From b57ef838927b0a341319041f899ad97801f5a743 Mon Sep 17 00:00:00 2001
From: Richard Feldman <oss@rtfeldman.com>
Date: Mon, 6 Apr 2026 15:24:45 -0400
Subject: [PATCH] Delegate model capabilities instead of hardcoding them

The into_open_ai_response call was hardcoding
supports_parallel_tool_calls=true and supports_prompt_cache_key=false
instead of asking the model. This meant reasoning models like GPT-5
Codex variants would incorrectly send parallel_tool_calls=true,
which could cause API errors. Add the missing methods to ChatGptModel
and delegate like the standard OpenAI provider does.
---
 .../src/provider/openai_subscribed.rs          | 18 ++++++++++++++----
 1 file changed, 14 insertions(+), 4 deletions(-)

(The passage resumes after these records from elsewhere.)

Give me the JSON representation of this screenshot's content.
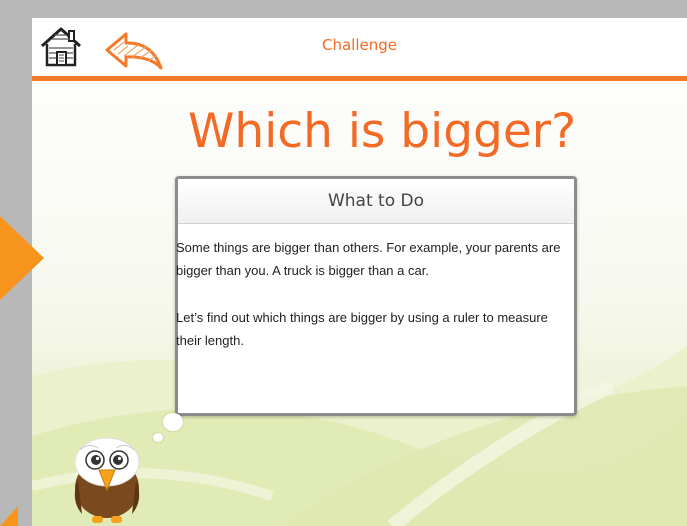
{
  "header": {
    "title": "Challenge",
    "home_icon": "home-icon",
    "back_icon": "back-arrow-icon"
  },
  "page_title": "Which is bigger?",
  "card": {
    "heading": "What to Do",
    "paragraphs": [
      "Some things are bigger than others. For example, your parents are bigger than you. A truck is bigger than a car.",
      "Let’s find out which things are bigger by using a ruler to measure their length."
    ]
  },
  "mascot_icon": "owl-mascot",
  "colors": {
    "accent": "#f47a2a",
    "title": "#f26a24",
    "side_arrow": "#f7941d"
  }
}
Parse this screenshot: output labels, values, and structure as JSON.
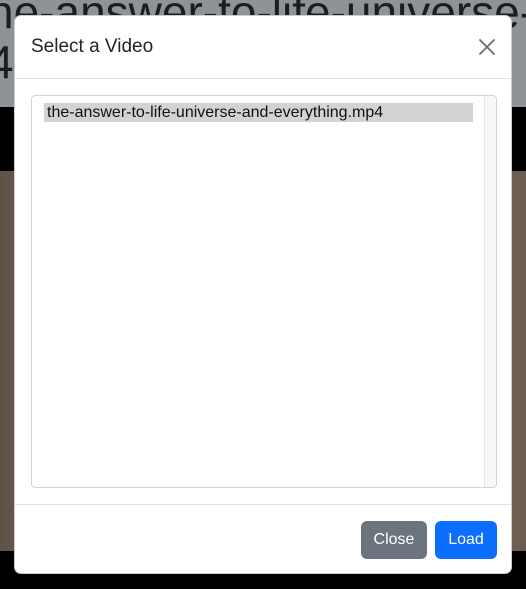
{
  "background": {
    "title_line1": "he-answer-to-life-universe-and-",
    "title_line2": "4"
  },
  "modal": {
    "title": "Select a Video",
    "close_icon": "close-icon",
    "files": [
      {
        "name": "the-answer-to-life-universe-and-everything.mp4",
        "selected": true
      }
    ],
    "buttons": {
      "close_label": "Close",
      "load_label": "Load"
    }
  },
  "colors": {
    "primary": "#0d6efd",
    "secondary": "#6c757d",
    "selection": "#d3d3d3"
  }
}
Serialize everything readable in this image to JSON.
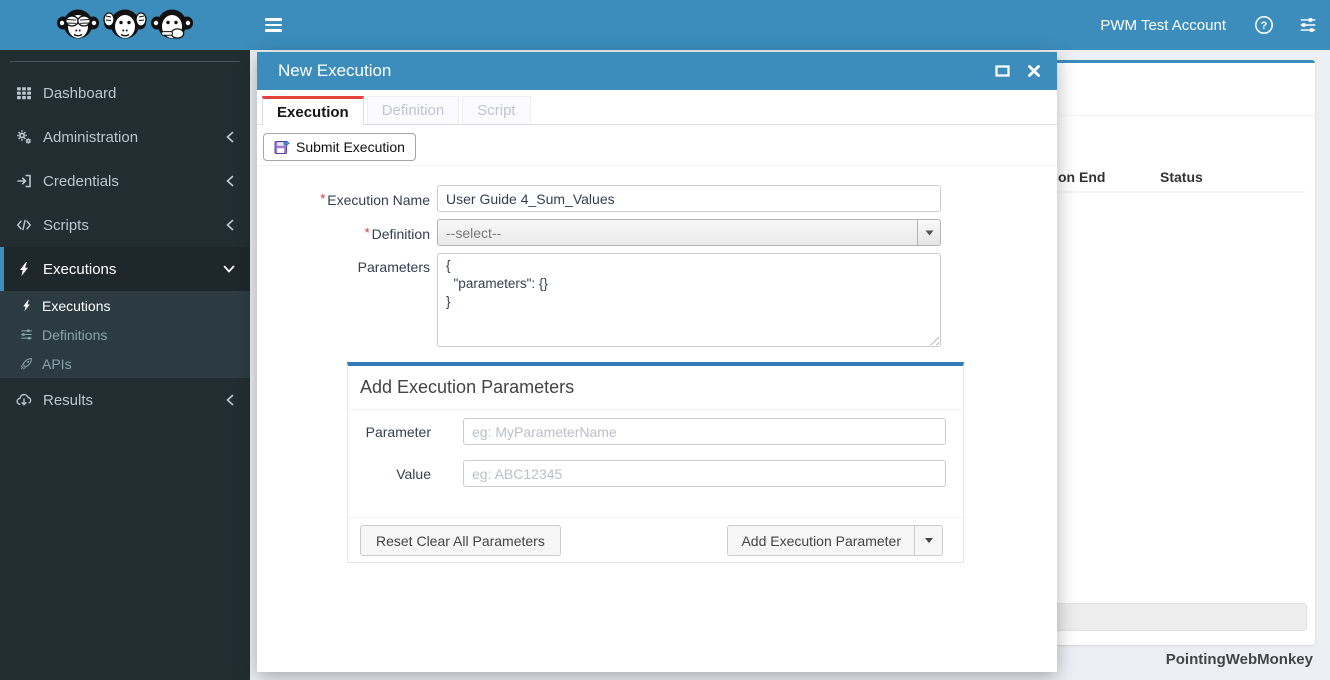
{
  "theme": {
    "primary_blue": "#3c8dbc",
    "sidebar_bg": "#222d32",
    "submenu_bg": "#2c3b41",
    "content_bg": "#ecf0f5",
    "active_tab_accent": "#e8423d"
  },
  "navbar": {
    "account_label": "PWM Test Account",
    "icons": [
      "hamburger-icon",
      "help-icon",
      "sliders-icon"
    ]
  },
  "logo": {
    "icons": [
      "see-no-evil-monkey-icon",
      "hear-no-evil-monkey-icon",
      "speak-no-evil-monkey-icon"
    ]
  },
  "sidebar": {
    "items": [
      {
        "label": "Dashboard",
        "icon": "grid-icon",
        "chevron": ""
      },
      {
        "label": "Administration",
        "icon": "gears-icon",
        "chevron": "left"
      },
      {
        "label": "Credentials",
        "icon": "sign-in-icon",
        "chevron": "left"
      },
      {
        "label": "Scripts",
        "icon": "code-icon",
        "chevron": "left"
      },
      {
        "label": "Executions",
        "icon": "bolt-icon",
        "chevron": "down",
        "active": true
      },
      {
        "label": "Results",
        "icon": "cloud-download-icon",
        "chevron": "left"
      }
    ],
    "submenu": [
      {
        "label": "Executions",
        "icon": "bolt-icon",
        "active": true
      },
      {
        "label": "Definitions",
        "icon": "sliders-icon",
        "active": false
      },
      {
        "label": "APIs",
        "icon": "rocket-icon",
        "active": false
      }
    ]
  },
  "modal": {
    "title": "New Execution",
    "required_marker": "*",
    "tabs": [
      {
        "label": "Execution",
        "active": true
      },
      {
        "label": "Definition",
        "active": false
      },
      {
        "label": "Script",
        "active": false
      }
    ],
    "submit_button_label": "Submit Execution",
    "fields": {
      "execution_name": {
        "label": "Execution Name",
        "value": "User Guide 4_Sum_Values"
      },
      "definition": {
        "label": "Definition",
        "selected": "--select--"
      },
      "parameters": {
        "label": "Parameters",
        "value": "{\n  \"parameters\": {}\n}"
      }
    },
    "add_parameters_section": {
      "title": "Add Execution Parameters",
      "parameter_label": "Parameter",
      "parameter_placeholder": "eg: MyParameterName",
      "value_label": "Value",
      "value_placeholder": "eg: ABC12345",
      "reset_button_label": "Reset Clear All Parameters",
      "add_button_label": "Add Execution Parameter"
    }
  },
  "background_panel": {
    "table_header_fragments": [
      "on End",
      "Status"
    ]
  },
  "footer": {
    "brand": "PointingWebMonkey"
  }
}
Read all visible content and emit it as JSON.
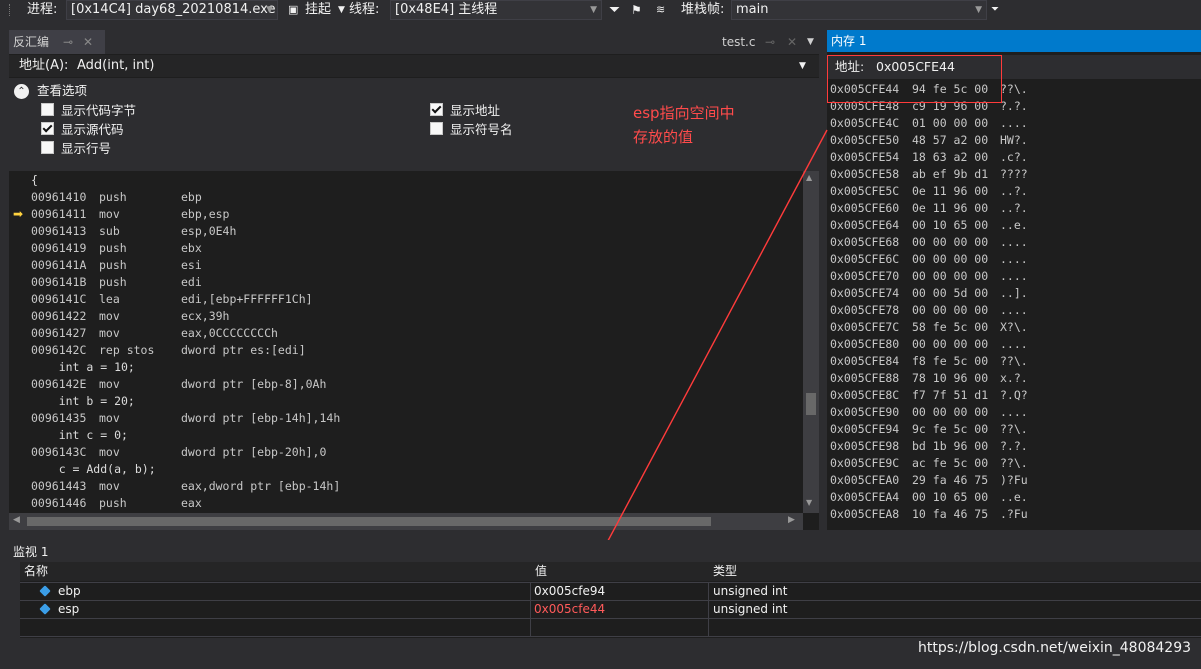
{
  "toolbar": {
    "process_label": "进程:",
    "process_value": "[0x14C4] day68_20210814.exe",
    "suspend_label": "挂起",
    "thread_label": "线程:",
    "thread_value": "[0x48E4] 主线程",
    "stackframe_label": "堆栈帧:",
    "stackframe_value": "main"
  },
  "disasm": {
    "tab_title": "反汇编",
    "source_tab": "test.c",
    "address_label": "地址(A):",
    "address_value": "Add(int, int)",
    "view_options_label": "查看选项",
    "options": {
      "show_code_bytes": "显示代码字节",
      "show_source": "显示源代码",
      "show_line_numbers": "显示行号",
      "show_address": "显示地址",
      "show_symbol_names": "显示符号名"
    },
    "lines": [
      {
        "t": "src",
        "text": "{"
      },
      {
        "t": "asm",
        "addr": "00961410",
        "mn": "push",
        "op": "ebp"
      },
      {
        "t": "asm",
        "addr": "00961411",
        "mn": "mov",
        "op": "ebp,esp"
      },
      {
        "t": "asm",
        "addr": "00961413",
        "mn": "sub",
        "op": "esp,0E4h"
      },
      {
        "t": "asm",
        "addr": "00961419",
        "mn": "push",
        "op": "ebx"
      },
      {
        "t": "asm",
        "addr": "0096141A",
        "mn": "push",
        "op": "esi"
      },
      {
        "t": "asm",
        "addr": "0096141B",
        "mn": "push",
        "op": "edi"
      },
      {
        "t": "asm",
        "addr": "0096141C",
        "mn": "lea",
        "op": "edi,[ebp+FFFFFF1Ch]"
      },
      {
        "t": "asm",
        "addr": "00961422",
        "mn": "mov",
        "op": "ecx,39h"
      },
      {
        "t": "asm",
        "addr": "00961427",
        "mn": "mov",
        "op": "eax,0CCCCCCCCh"
      },
      {
        "t": "asm",
        "addr": "0096142C",
        "mn": "rep stos",
        "op": "dword ptr es:[edi]"
      },
      {
        "t": "src",
        "text": "    int a = 10;"
      },
      {
        "t": "asm",
        "addr": "0096142E",
        "mn": "mov",
        "op": "dword ptr [ebp-8],0Ah"
      },
      {
        "t": "src",
        "text": "    int b = 20;"
      },
      {
        "t": "asm",
        "addr": "00961435",
        "mn": "mov",
        "op": "dword ptr [ebp-14h],14h"
      },
      {
        "t": "src",
        "text": "    int c = 0;"
      },
      {
        "t": "asm",
        "addr": "0096143C",
        "mn": "mov",
        "op": "dword ptr [ebp-20h],0"
      },
      {
        "t": "src",
        "text": "    c = Add(a, b);"
      },
      {
        "t": "asm",
        "addr": "00961443",
        "mn": "mov",
        "op": "eax,dword ptr [ebp-14h]"
      },
      {
        "t": "asm",
        "addr": "00961446",
        "mn": "push",
        "op": "eax"
      }
    ]
  },
  "memory": {
    "tab_title": "内存 1",
    "address_label": "地址:",
    "address_value": "0x005CFE44",
    "rows": [
      {
        "a": "0x005CFE44",
        "b": "94 fe 5c 00",
        "c": "??\\."
      },
      {
        "a": "0x005CFE48",
        "b": "c9 19 96 00",
        "c": "?.?."
      },
      {
        "a": "0x005CFE4C",
        "b": "01 00 00 00",
        "c": "...."
      },
      {
        "a": "0x005CFE50",
        "b": "48 57 a2 00",
        "c": "HW?."
      },
      {
        "a": "0x005CFE54",
        "b": "18 63 a2 00",
        "c": ".c?."
      },
      {
        "a": "0x005CFE58",
        "b": "ab ef 9b d1",
        "c": "????"
      },
      {
        "a": "0x005CFE5C",
        "b": "0e 11 96 00",
        "c": "..?."
      },
      {
        "a": "0x005CFE60",
        "b": "0e 11 96 00",
        "c": "..?."
      },
      {
        "a": "0x005CFE64",
        "b": "00 10 65 00",
        "c": "..e."
      },
      {
        "a": "0x005CFE68",
        "b": "00 00 00 00",
        "c": "...."
      },
      {
        "a": "0x005CFE6C",
        "b": "00 00 00 00",
        "c": "...."
      },
      {
        "a": "0x005CFE70",
        "b": "00 00 00 00",
        "c": "...."
      },
      {
        "a": "0x005CFE74",
        "b": "00 00 5d 00",
        "c": "..]."
      },
      {
        "a": "0x005CFE78",
        "b": "00 00 00 00",
        "c": "...."
      },
      {
        "a": "0x005CFE7C",
        "b": "58 fe 5c 00",
        "c": "X?\\."
      },
      {
        "a": "0x005CFE80",
        "b": "00 00 00 00",
        "c": "...."
      },
      {
        "a": "0x005CFE84",
        "b": "f8 fe 5c 00",
        "c": "??\\."
      },
      {
        "a": "0x005CFE88",
        "b": "78 10 96 00",
        "c": "x.?."
      },
      {
        "a": "0x005CFE8C",
        "b": "f7 7f 51 d1",
        "c": "?.Q?"
      },
      {
        "a": "0x005CFE90",
        "b": "00 00 00 00",
        "c": "...."
      },
      {
        "a": "0x005CFE94",
        "b": "9c fe 5c 00",
        "c": "??\\."
      },
      {
        "a": "0x005CFE98",
        "b": "bd 1b 96 00",
        "c": "?.?."
      },
      {
        "a": "0x005CFE9C",
        "b": "ac fe 5c 00",
        "c": "??\\."
      },
      {
        "a": "0x005CFEA0",
        "b": "29 fa 46 75",
        "c": ")?Fu"
      },
      {
        "a": "0x005CFEA4",
        "b": "00 10 65 00",
        "c": "..e."
      },
      {
        "a": "0x005CFEA8",
        "b": "10 fa 46 75",
        "c": ".?Fu"
      }
    ]
  },
  "watch": {
    "title": "监视 1",
    "col_name": "名称",
    "col_value": "值",
    "col_type": "类型",
    "rows": [
      {
        "name": "ebp",
        "value": "0x005cfe94",
        "type": "unsigned int",
        "changed": false
      },
      {
        "name": "esp",
        "value": "0x005cfe44",
        "type": "unsigned int",
        "changed": true
      }
    ]
  },
  "annotation": {
    "line1": "esp指向空间中",
    "line2": "存放的值",
    "color": "#ff4b4b"
  },
  "watermark": "https://blog.csdn.net/weixin_48084293",
  "colors": {
    "accent": "#007acc",
    "changed_value": "#ff5a5a",
    "annotation": "#ff4b4b"
  }
}
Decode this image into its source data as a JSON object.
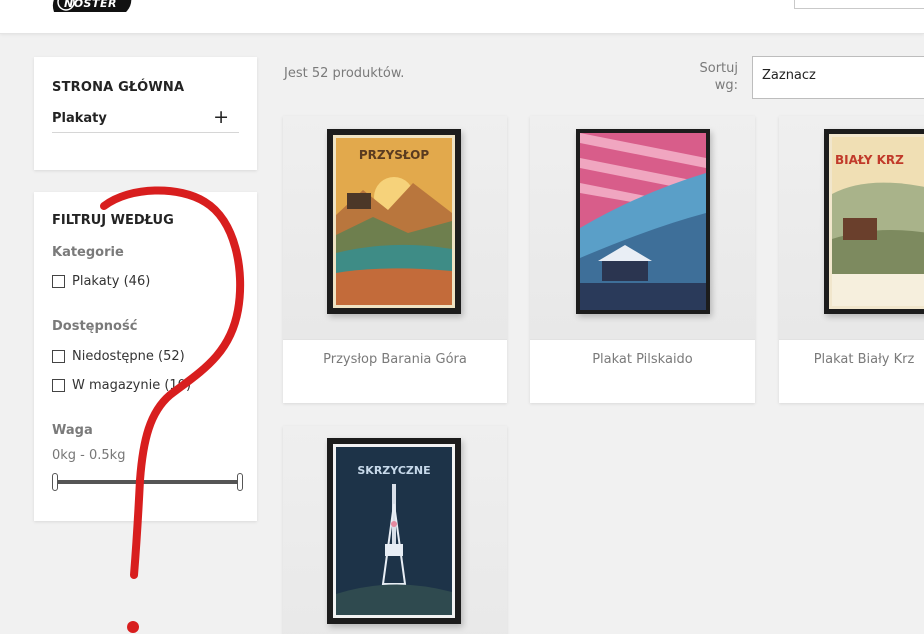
{
  "header": {
    "logo_text": "NOSTER"
  },
  "sidebar": {
    "home_label": "STRONA GŁÓWNA",
    "category_label": "Plakaty",
    "expand_icon": "plus-icon",
    "filter_title": "FILTRUJ WEDŁUG",
    "facets": {
      "categories_title": "Kategorie",
      "categories_options": [
        "Plakaty (46)"
      ],
      "availability_title": "Dostępność",
      "availability_options": [
        "Niedostępne (52)",
        "W magazynie (10)"
      ],
      "weight_title": "Waga",
      "weight_range": "0kg - 0.5kg"
    }
  },
  "listing": {
    "count_text": "Jest 52 produktów.",
    "sort_label": "Sortuj wg:",
    "sort_value": "Zaznacz"
  },
  "products": [
    {
      "name": "Przysłop Barania Góra",
      "poster_title": "PRZYSŁOP"
    },
    {
      "name": "Plakat Pilskaido"
    },
    {
      "name": "Plakat Biały Krz",
      "poster_title": "BIAŁY KRZ"
    },
    {
      "name": "",
      "poster_title": "SKRZYCZNE"
    }
  ],
  "colors": {
    "annotation_red": "#d81e1e",
    "accent_dark": "#232323"
  }
}
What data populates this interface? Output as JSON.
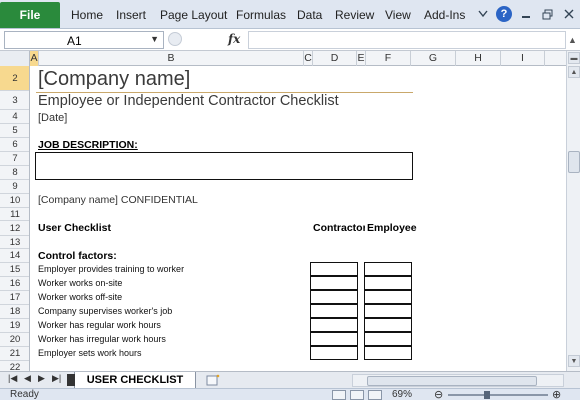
{
  "ribbon": {
    "file_label": "File",
    "tabs": [
      "Home",
      "Insert",
      "Page Layout",
      "Formulas",
      "Data",
      "Review",
      "View",
      "Add-Ins"
    ],
    "help_label": "?"
  },
  "formula_bar": {
    "name_box": "A1",
    "fx_label": "fx",
    "value": ""
  },
  "columns": [
    "A",
    "B",
    "C",
    "D",
    "E",
    "F",
    "G",
    "H",
    "I"
  ],
  "rows": [
    "2",
    "3",
    "4",
    "5",
    "6",
    "7",
    "8",
    "9",
    "10",
    "11",
    "12",
    "13",
    "14",
    "15",
    "16",
    "17",
    "18",
    "19",
    "20",
    "21",
    "22"
  ],
  "sheet": {
    "company_name": "[Company name]",
    "subtitle": "Employee or Independent Contractor Checklist",
    "date": "[Date]",
    "job_description_label": "JOB DESCRIPTION:",
    "confidential": "[Company name] CONFIDENTIAL",
    "user_checklist_label": "User Checklist",
    "contractor_header": "Contractor",
    "employee_header": "Employee",
    "control_factors_label": "Control factors:",
    "items": [
      "Employer provides training to worker",
      "Worker works on-site",
      "Worker works off-site",
      "Company supervises worker's job",
      "Worker has regular work hours",
      "Worker has irregular work hours",
      "Employer sets work hours"
    ]
  },
  "sheet_tabs": {
    "active": "USER CHECKLIST"
  },
  "status_bar": {
    "ready": "Ready",
    "zoom": "69%"
  },
  "colors": {
    "file_tab": "#2a8a3c",
    "selected_header": "#f7d98f",
    "title_underline": "#c9a86b"
  }
}
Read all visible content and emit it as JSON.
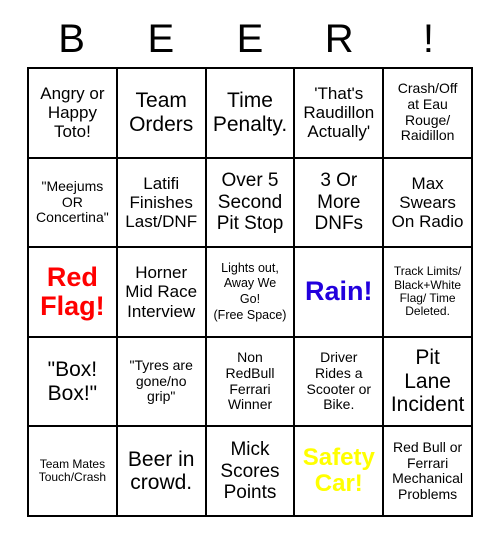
{
  "card": {
    "title_letters": [
      "B",
      "E",
      "E",
      "R",
      "!"
    ],
    "colors": {
      "red": "#ff0000",
      "blue": "#2200dd",
      "yellow": "#ffff00",
      "text": "#000000",
      "grid_line": "#000000",
      "background": "#ffffff"
    },
    "rows": [
      [
        {
          "text": "Angry or\nHappy\nToto!",
          "size": "s-md",
          "style": "plain"
        },
        {
          "text": "Team\nOrders",
          "size": "s-xl",
          "style": "plain"
        },
        {
          "text": "Time\nPenalty.",
          "size": "s-xl",
          "style": "plain"
        },
        {
          "text": "'That's\nRaudillon\nActually'",
          "size": "s-md",
          "style": "plain"
        },
        {
          "text": "Crash/Off\nat Eau\nRouge/\nRaidillon",
          "size": "s-sm",
          "style": "plain"
        }
      ],
      [
        {
          "text": "\"Meejums\nOR\nConcertina\"",
          "size": "s-sm",
          "style": "plain"
        },
        {
          "text": "Latifi\nFinishes\nLast/DNF",
          "size": "s-md",
          "style": "plain"
        },
        {
          "text": "Over 5\nSecond\nPit Stop",
          "size": "s-lg",
          "style": "plain"
        },
        {
          "text": "3 Or\nMore\nDNFs",
          "size": "s-lg",
          "style": "plain"
        },
        {
          "text": "Max\nSwears\nOn Radio",
          "size": "s-md",
          "style": "plain"
        }
      ],
      [
        {
          "text": "Red\nFlag!",
          "size": "s-xl",
          "style": "c-red"
        },
        {
          "text": "Horner\nMid Race\nInterview",
          "size": "s-md",
          "style": "plain"
        },
        {
          "text": "Lights out,\nAway We\nGo!\n(Free Space)",
          "size": "s-xs",
          "style": "free"
        },
        {
          "text": "Rain!",
          "size": "s-xl",
          "style": "c-blue"
        },
        {
          "text": "Track Limits/\nBlack+White\nFlag/ Time\nDeleted.",
          "size": "s-xs",
          "style": "plain"
        }
      ],
      [
        {
          "text": "\"Box!\nBox!\"",
          "size": "s-xl",
          "style": "plain"
        },
        {
          "text": "\"Tyres are\ngone/no\ngrip\"",
          "size": "s-sm",
          "style": "plain"
        },
        {
          "text": "Non\nRedBull\nFerrari\nWinner",
          "size": "s-sm",
          "style": "plain"
        },
        {
          "text": "Driver\nRides a\nScooter or\nBike.",
          "size": "s-sm",
          "style": "plain"
        },
        {
          "text": "Pit\nLane\nIncident",
          "size": "s-xl",
          "style": "plain"
        }
      ],
      [
        {
          "text": "Team Mates\nTouch/Crash",
          "size": "s-xs",
          "style": "plain"
        },
        {
          "text": "Beer in\ncrowd.",
          "size": "s-xl",
          "style": "plain"
        },
        {
          "text": "Mick\nScores\nPoints",
          "size": "s-lg",
          "style": "plain"
        },
        {
          "text": "Safety\nCar!",
          "size": "s-xl",
          "style": "c-yellow"
        },
        {
          "text": "Red Bull or\nFerrari\nMechanical\nProblems",
          "size": "s-sm",
          "style": "plain"
        }
      ]
    ]
  }
}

diff --git a/crates/language_models/src/provider/openai_subscribed.rs b/crates/language_models/src/provider/openai_subscribed.rs
index 134a3a84ee01dd420108e0b057b58ea5385a509e..ea503c8a3f1f6b4e0aa86ccb94756efc1ad5ad83 100644
--- a/crates/language_models/src/provider/openai_subscribed.rs
+++ b/crates/language_models/src/provider/openai_subscribed.rs
@@ -308,6 +308,17 @@ impl ChatGptModel {
             _ => Some(ReasoningEffort::Medium),
         }
     }
+
+    fn supports_parallel_tool_calls(&self) -> bool {
+        match self {
+            Self::Gpt54 | Self::Gpt54Mini => true,
+            _ => false,
+        }
+    }
+
+    fn supports_prompt_cache_key(&self) -> bool {
+        true
+    }
 }
 
 struct OpenAiSubscribedLanguageModel {
@@ -392,13 +403,12 @@ impl LanguageModel for OpenAiSubscribedLanguageModel {
         let mut responses_request = into_open_ai_response(
             request,
             self.model.id(),
-            true,  // supports_parallel_tool_calls
-            false, // supports_prompt_cache_key
-            None,  // max_output_tokens — not supported by Codex backend
+            self.model.supports_parallel_tool_calls(),
+            self.model.supports_prompt_cache_key(),
+            self.max_output_tokens(),
             self.model.reasoning_effort(),
         );
         responses_request.store = Some(false);
-        responses_request.max_output_tokens = None;
 
         // The Codex backend requires system messages to be in the top-level
         // `instructions` field rather than as input items.